Richard A. Goldstein

  1. National Institute for Medical Research

Sequence evolution is central to both antigenic shift and antigenic drift. Unfortunately the standard models used to understand sequence evolution rely on assumptions and approximations that are extremely questionable for the modelling of pathogens evolving to evade an immune response or to infect a new species of host. In particular, the magnitude and nature of the selective pressure acting on different locations of viral proteins (such as haemagglutinin) can be quite different in ways that may be both changing and difficult to predict. We have developed a series of "site class" models which assume that various locations in the protein evolve according to different models, where neither the models nor their assignment to different locations is known a priori. Rather, the models and their assignments to different sites are determined through an iterative Expectation Maximisation (EM) procedure.
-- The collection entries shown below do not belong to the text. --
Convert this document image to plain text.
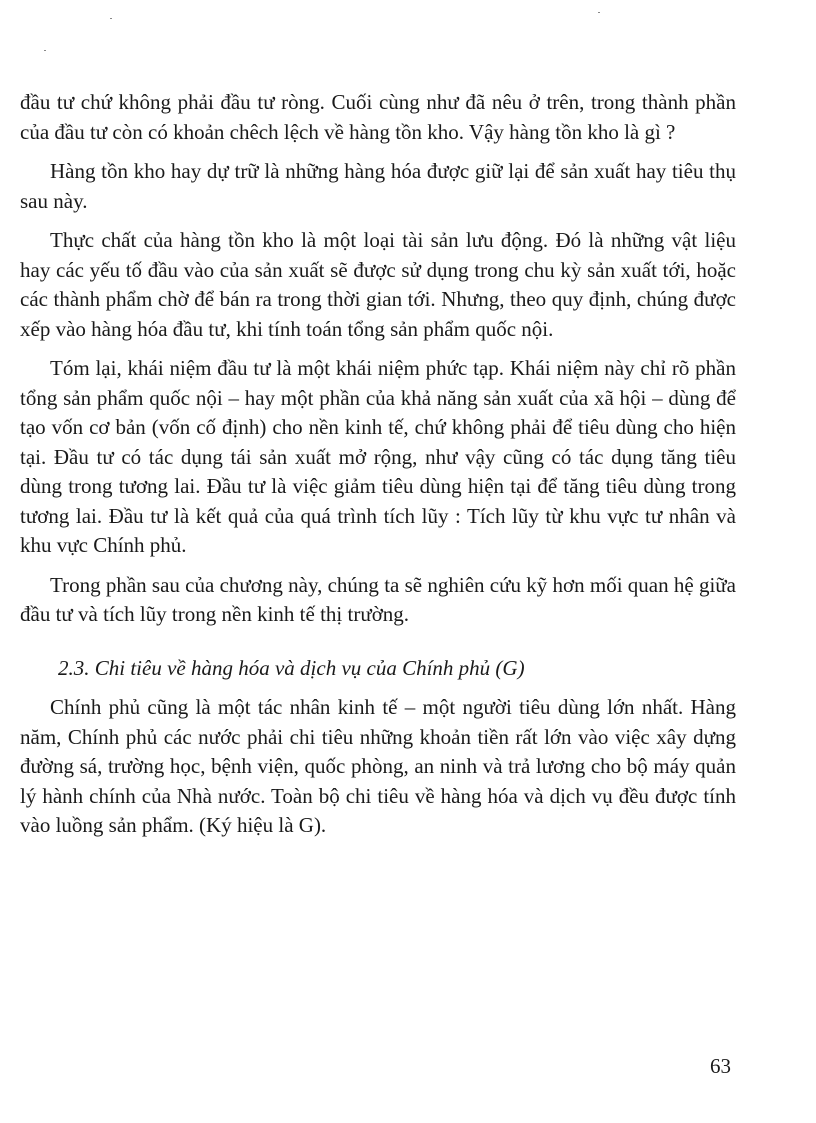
đầu tư chứ không phải đầu tư ròng. Cuối cùng như đã nêu ở trên, trong thành phần của đầu tư còn có khoản chêch lệch về hàng tồn kho. Vậy hàng tồn kho là gì ?

Hàng tồn kho hay dự trữ là những hàng hóa được giữ lại để sản xuất hay tiêu thụ sau này.

Thực chất của hàng tồn kho là một loại tài sản lưu động. Đó là những vật liệu hay các yếu tố đầu vào của sản xuất sẽ được sử dụng trong chu kỳ sản xuất tới, hoặc các thành phẩm chờ để bán ra trong thời gian tới. Nhưng, theo quy định, chúng được xếp vào hàng hóa đầu tư, khi tính toán tổng sản phẩm quốc nội.

Tóm lại, khái niệm đầu tư là một khái niệm phức tạp. Khái niệm này chỉ rõ phần tổng sản phẩm quốc nội – hay một phần của khả năng sản xuất của xã hội – dùng để tạo vốn cơ bản (vốn cố định) cho nền kinh tế, chứ không phải để tiêu dùng cho hiện tại. Đầu tư có tác dụng tái sản xuất mở rộng, như vậy cũng có tác dụng tăng tiêu dùng trong tương lai. Đầu tư là việc giảm tiêu dùng hiện tại để tăng tiêu dùng trong tương lai. Đầu tư là kết quả của quá trình tích lũy : Tích lũy từ khu vực tư nhân và khu vực Chính phủ.

Trong phần sau của chương này, chúng ta sẽ nghiên cứu kỹ hơn mối quan hệ giữa đầu tư và tích lũy trong nền kinh tế thị trường.

2.3. Chi tiêu về hàng hóa và dịch vụ của Chính phủ (G)

Chính phủ cũng là một tác nhân kinh tế – một người tiêu dùng lớn nhất. Hàng năm, Chính phủ các nước phải chi tiêu những khoản tiền rất lớn vào việc xây dựng đường sá, trường học, bệnh viện, quốc phòng, an ninh và trả lương cho bộ máy quản lý hành chính của Nhà nước. Toàn bộ chi tiêu về hàng hóa và dịch vụ đều được tính vào luồng sản phẩm. (Ký hiệu là G).

63
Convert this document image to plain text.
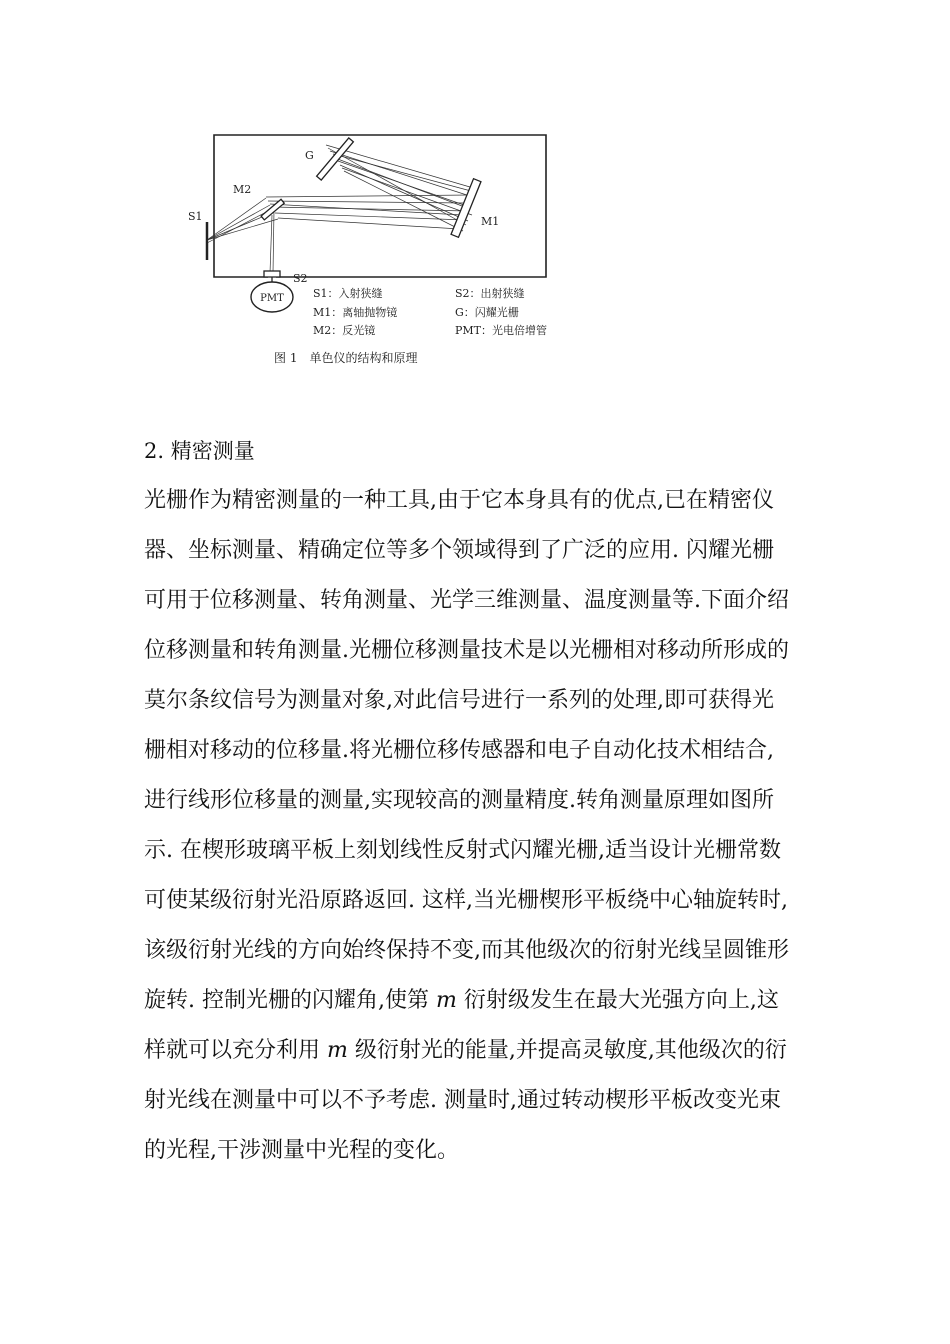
G
M2
S1	M1
S2
PMT	S1：入射狭缝	S2：出射狭缝
M1：离轴抛物镜	G：闪耀光栅
M2：反光镜	PMT：光电倍增管
图 1　单色仪的结构和原理
2. 精密测量
光栅作为精密测量的一种工具,由于它本身具有的优点,已在精密仪
器、坐标测量、精确定位等多个领域得到了广泛的应用. 闪耀光栅
可用于位移测量、转角测量、光学三维测量、温度测量等.下面介绍
位移测量和转角测量.光栅位移测量技术是以光栅相对移动所形成的
莫尔条纹信号为测量对象,对此信号进行一系列的处理,即可获得光
栅相对移动的位移量.将光栅位移传感器和电子自动化技术相结合,
进行线形位移量的测量,实现较高的测量精度.转角测量原理如图所
示. 在楔形玻璃平板上刻划线性反射式闪耀光栅,适当设计光栅常数
可使某级衍射光沿原路返回. 这样,当光栅楔形平板绕中心轴旋转时,
该级衍射光线的方向始终保持不变,而其他级次的衍射光线呈圆锥形
旋转. 控制光栅的闪耀角,使第 m 衍射级发生在最大光强方向上,这
样就可以充分利用 m 级衍射光的能量,并提高灵敏度,其他级次的衍
射光线在测量中可以不予考虑. 测量时,通过转动楔形平板改变光束
的光程,干涉测量中光程的变化。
In contrast to standard models of rate variation where a single substitution model is multiplied by a location-specific scaling factor (generally modelled with a Gamma distribution), we allow both the absolute and relative substitution rates to vary. This approach allows us to a) characterise the selective pressures acting on these proteins, b) determine which locations are under which forms of selective pressure, and c) understand where there are changes in the selective pressure at different locations, or where the selective pressure depends upon the subtype or host. Applications of this model to influenza haemagglutinin and neuraminidase are presented.